Benn Stancil: Better space, but not universally. I mean, the tools are better. They’re just nicer to use, they’re a lot more powerful. You don’t have to sit there and watch a query spin for an hour nearly as often as you used to. There’s a lot of stuff with databases where this was not long ago, but 10 years ago, you’d run queries and the Cluster would go down, and it was just part of life for you. You’d run the thing overnight, because you needed to and you’d come back and something happened in the middle of night, and I gotta wait till tomorrow to actually get your answer, very frustrating. It’s much faster to get stuff. So in that same time, no, you got to do some analysis on stuff in Salesforce, what’s going to take you a week to get to that point, and you’re gonna work with an engineer to actually do all this like kind of prep work? To actually answer the question you spend a lot more time just dealing with the system than you do with like the stuff that is just “fun”. However, I don’t think that analysts have gotten to the point where they’re mostly doing the fun stuff. Part of this is potentially the demand for data. Basically, the explosion of the need for data creates an explosion for the need for dashboards. And now people are chasing what is a much higher demand, and so they’re not actually working on the fun stuff to the degree that I want to. So I think there is still stuff to be done and figured out there. The potential is certainly there for life to be better. But I don’t know that universally it is because we’ve just sort of shifted the types of problems that you work on rather than like building a week to build what taking a week to build one dashboard and most of the frustrations of that. It’s now we’ll have to build 10 in a week. I guess I’m more productive, but I don’t know that I’m producing more value. And I’m certainly not necessarily more fun. So there’s doesn’t mean it can’t be done, but it wasn’t sort of like it. We just solved all the headaches of how people work with data. Now magically, I’m interested in great time.

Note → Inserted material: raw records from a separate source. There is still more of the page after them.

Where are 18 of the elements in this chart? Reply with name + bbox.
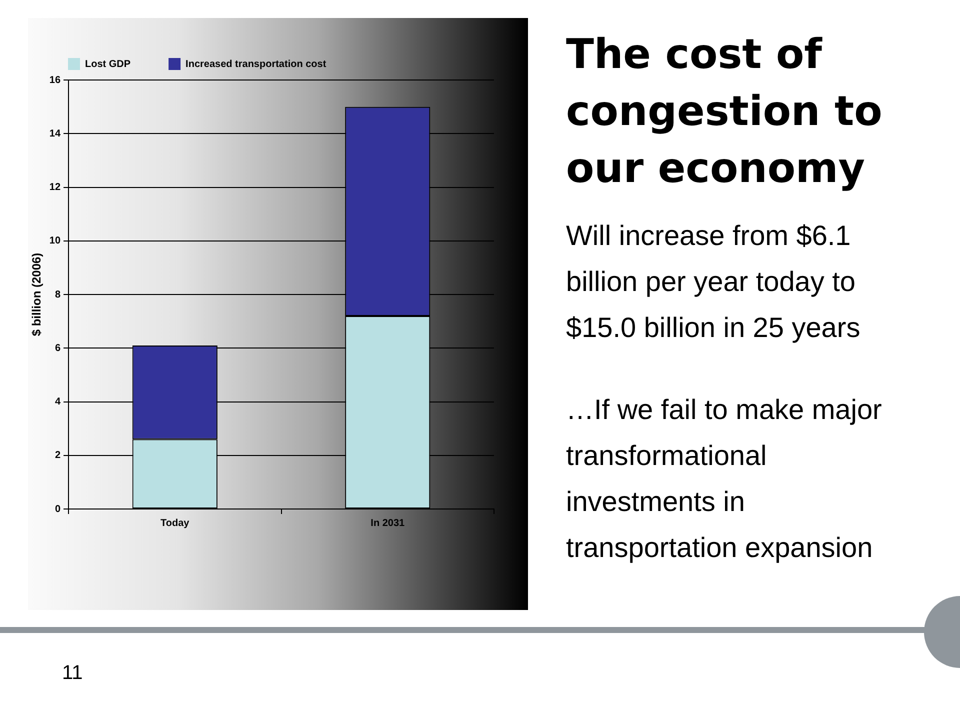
y-tick-label: 0 xyxy=(54,504,61,515)
y-tick-label: 8 xyxy=(54,289,61,300)
text: 11 xyxy=(62,662,83,685)
y-tick-label: 12 xyxy=(49,182,61,193)
legend-label: Increased transportation cost xyxy=(186,58,327,70)
x-tick-label: In 2031 xyxy=(370,518,406,529)
x-tick-label: Today xyxy=(160,518,190,529)
text: Will increase from $6.1 billion per year today to $15.0 billion in 25 years xyxy=(566,219,862,345)
legend-label: Lost GDP xyxy=(85,58,131,70)
y-tick-label: 10 xyxy=(49,236,61,247)
y-tick-label: 14 xyxy=(49,128,61,140)
text: The cost of congestion to our economy xyxy=(566,29,884,194)
y-tick-label: 16 xyxy=(49,74,61,86)
y-tick-label: 2 xyxy=(54,450,61,462)
y-axis-title: $ billion (2006) xyxy=(30,252,44,336)
y-tick-label: 6 xyxy=(54,342,61,354)
y-tick-label: 4 xyxy=(54,396,61,408)
text: …If we fail to make major transformational investments in transportation expansion xyxy=(566,393,883,565)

Shane Gibson: Well, we’ll close it out there. Thank you for coming on the show. On the show notes, I’ll put in a link to your articles that you do every week. So just like to thank you for writing those, they’re well written, well thought out, well-reasoned, based on facts and some opinion, but opinion grounded in facts. So really enjoy reading them as I think the rest of the world do. So thank you for taking the time of writing such great content and making it freely available. That’s a thing of beauty for when people do that. So thanks for coming on the show, and we’ll catch you later.
Benn Stancil: For sure, thanks for having me and appreciate that, this was a good time.